A Day in the Life During Covid-19

Waking up in November of 2020 feels like waking up in a prison cell that you only get to leave for small portions of time, and have those actions very restricted. I awoke today with no intention of leaving my room, my space, my prison. While my movement is limited, I am still a university student, and I'm responsible for finishing my homework. For me, that means sitting down at my desk, booting up the computer. Today's agenda includes me remaining in my room and writing down what happens between now and when I go back to sleep. So if you would join me for a retelling of a day in my life during the Covid-19 pandemic. 


 I awake on a Saturday in my little home in Guelph, Ontario. Unlike my first year of university, my weekend has no social activities planned besides being around my roommates, my small bubble. I have zero intention of leaving my home, and my laziness has reached a new high, with most of my meals consisting of what I can find on Uber eats. While I await my breakfast's arrival, I work out in my room, its arm day so I do pushups till I'm bored or my food arrives; whatever happens first. 


My breakfast finally arrives at my front door; I look to ensure that the delivery person is no longer in the immediate area, thus avoiding unwanted social interaction. My roommates by this time are up and about the house. Instead of eating my food in the kitchen, I take it to my room and eat on my desk. Weird? Yes. The average person would not do this, but I ran out of topics to speak with them about two weeks ago. The same environment every day does not breed something new or exciting to talk about. I finish my breakfast, brush my teeth, and take a shower. 


After my morning rituals have been completed, and my hunger has been satiated, I've arrived at the daily choice. What do I do until dinner at 5 o'clock and it is currently 11. I can either get started on my work from school or play videogames and procrastinate. Today I decide to get started on my assignments, not only because this day is being documented. I choose to do my work because, along with my weekly quizzes, the school year is almost over, and I have several large assignments due the following week. This way, to avoid unneeded stress, I will start now and not leave it to the day before. 

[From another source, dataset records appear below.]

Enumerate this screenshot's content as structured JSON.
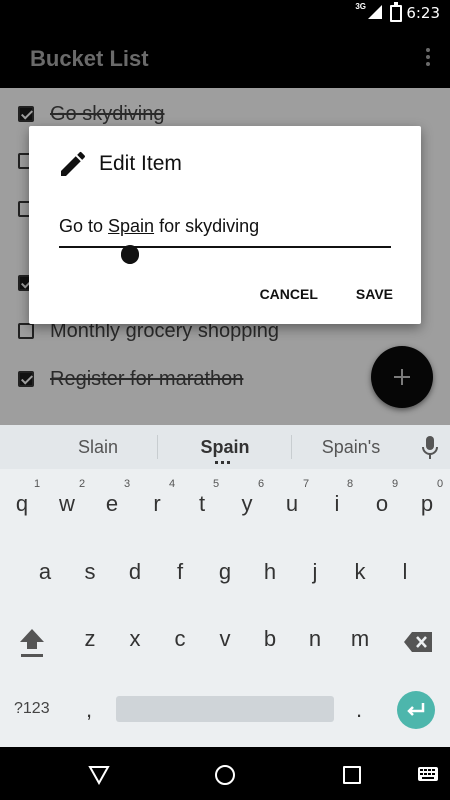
{
  "status_bar": {
    "time": "6:23",
    "network": "3G"
  },
  "app_bar": {
    "title": "Bucket List"
  },
  "list": {
    "items": [
      {
        "label": "Go skydiving",
        "checked": true
      },
      {
        "label": "",
        "checked": false
      },
      {
        "label": "",
        "checked": false
      },
      {
        "label": "",
        "checked": true
      },
      {
        "label": "Monthly grocery shopping",
        "checked": false
      },
      {
        "label": "Register for marathon",
        "checked": true
      }
    ]
  },
  "dialog": {
    "title": "Edit Item",
    "value_before": "Go to ",
    "value_highlight": "Spain",
    "value_after": " for skydiving",
    "cancel_label": "CANCEL",
    "save_label": "SAVE"
  },
  "keyboard": {
    "suggestions": [
      "Slain",
      "Spain",
      "Spain's"
    ],
    "row1": [
      "q",
      "w",
      "e",
      "r",
      "t",
      "y",
      "u",
      "i",
      "o",
      "p"
    ],
    "row1_nums": [
      "1",
      "2",
      "3",
      "4",
      "5",
      "6",
      "7",
      "8",
      "9",
      "0"
    ],
    "row2": [
      "a",
      "s",
      "d",
      "f",
      "g",
      "h",
      "j",
      "k",
      "l"
    ],
    "row3": [
      "z",
      "x",
      "c",
      "v",
      "b",
      "n",
      "m"
    ],
    "symbols_label": "?123",
    "comma_label": ",",
    "period_label": "."
  },
  "colors": {
    "enter_key": "#4db6ac",
    "app_bar": "#000000",
    "dim_overlay": "#9e9e9e"
  }
}
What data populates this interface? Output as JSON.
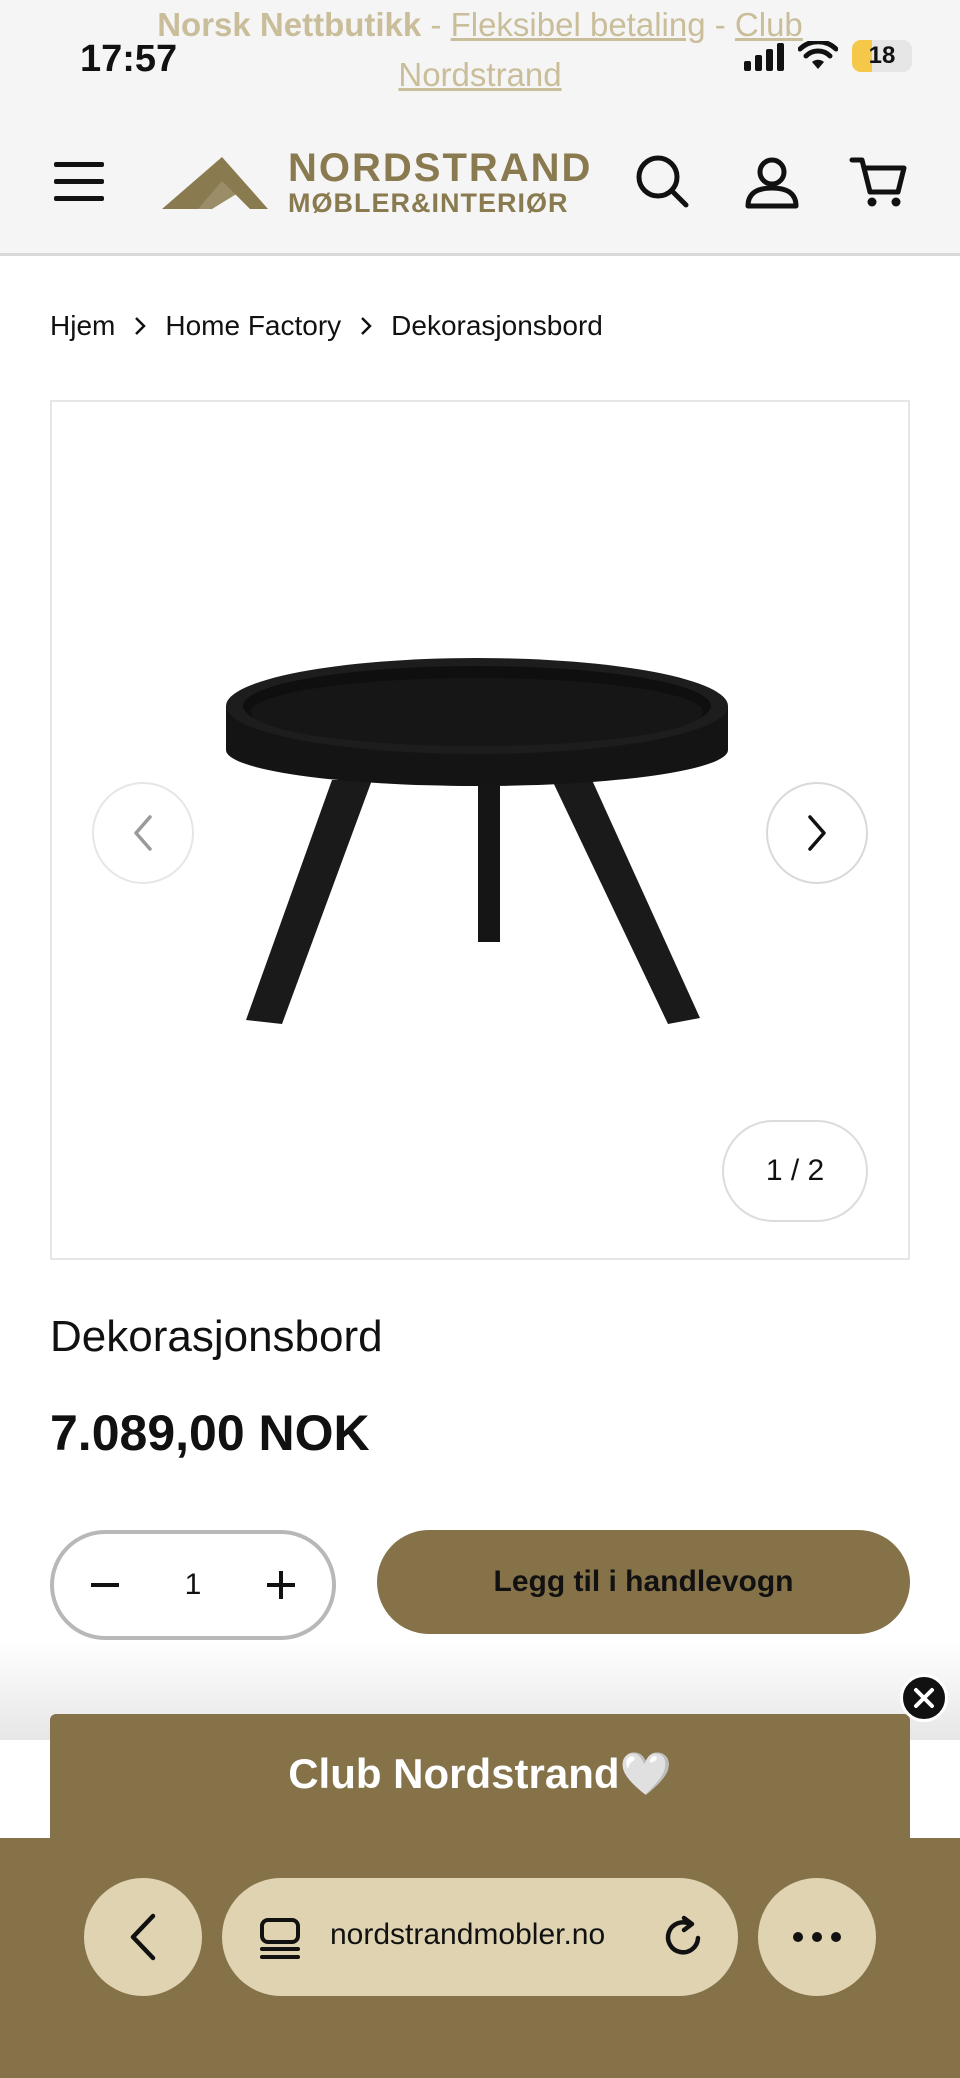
{
  "status_bar": {
    "time": "17:57",
    "battery": "18",
    "icons": [
      "signal-icon",
      "wifi-icon",
      "battery-icon"
    ]
  },
  "announcement": {
    "brand": "Norsk Nettbutikk",
    "sep1": " - ",
    "link1": "Fleksibel betaling",
    "sep2": " - ",
    "link2": "Club Nordstrand"
  },
  "header": {
    "logo_line1": "NORDSTRAND",
    "logo_line2": "MØBLER&INTERIØR",
    "icons": [
      "menu-icon",
      "search-icon",
      "account-icon",
      "cart-icon"
    ]
  },
  "breadcrumb": [
    "Hjem",
    "Home Factory",
    "Dekorasjonsbord"
  ],
  "gallery": {
    "counter": "1 / 2"
  },
  "product": {
    "title": "Dekorasjonsbord",
    "price": "7.089,00 NOK",
    "quantity": "1",
    "add_to_cart": "Legg til i handlevogn"
  },
  "club_banner": {
    "title": "Club Nordstrand🤍"
  },
  "browser": {
    "url": "nordstrandmobler.no"
  },
  "colors": {
    "accent": "#857249",
    "accent_light": "#dfd3b2",
    "announcement_text": "#c9bd9a"
  }
}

Sitting down at my computer, typing away, hours pass. Daydreaming, I reflect on my memories of the first days of the pandemic and the first hours this event became real for me. The news was talking about the death of Koby Bryant for what seemed like years, suddenly it all changed, and talk about a pandemic that I thought was a world away suddenly took the forefront of the news. I was being told not only was it in North America, it was in Ontario. The following day, schools across the province had begun to close and move to an online format. My school hadn't released any new information yet. With my anxiety building, I decided to take a very memorable walk. I don't remember this walk very any crazy or exciting events happening on campus, but precisely the opposite. The school was dead silent; unlike my daily walkabout, everyone around me was quiet, not knowing what would happen next. 


I come out from my daydream, realizing that it is dinner time and already dark outside. As before, I order my meal off my phone, typically from Subway. My hunger satiated, I take a nap for around an hour and a half. I awake from my sleep to the sounds of my roommates hanging out in the living room. I join them to maintain appearances around the house. After I have fulfilled my daily social needs, I return to my room to play videogames before I start my nightly routine. 


Preparing for sleep, I take a second shower, brush my teeth, and clean my skin. After finishing that, I retire to my room and climb into bed. I gently drift to sleep, well aware that I am likely going to repeat the same routine the next day. What would tomorrow bring, I wonder. The only variation to my day seemingly comes from me deciding what meal to order in or having a different class lecture.


Thank you for reading my day in life! The main struggle with living in self-imposed seclusion is both from the claustrophobia and the boredom from the repetition of the exact same day. Though the times are hard emotionally speaking, there is hope that someday soon we will be freed from our prisons, to rejoin the world and return to our old lives.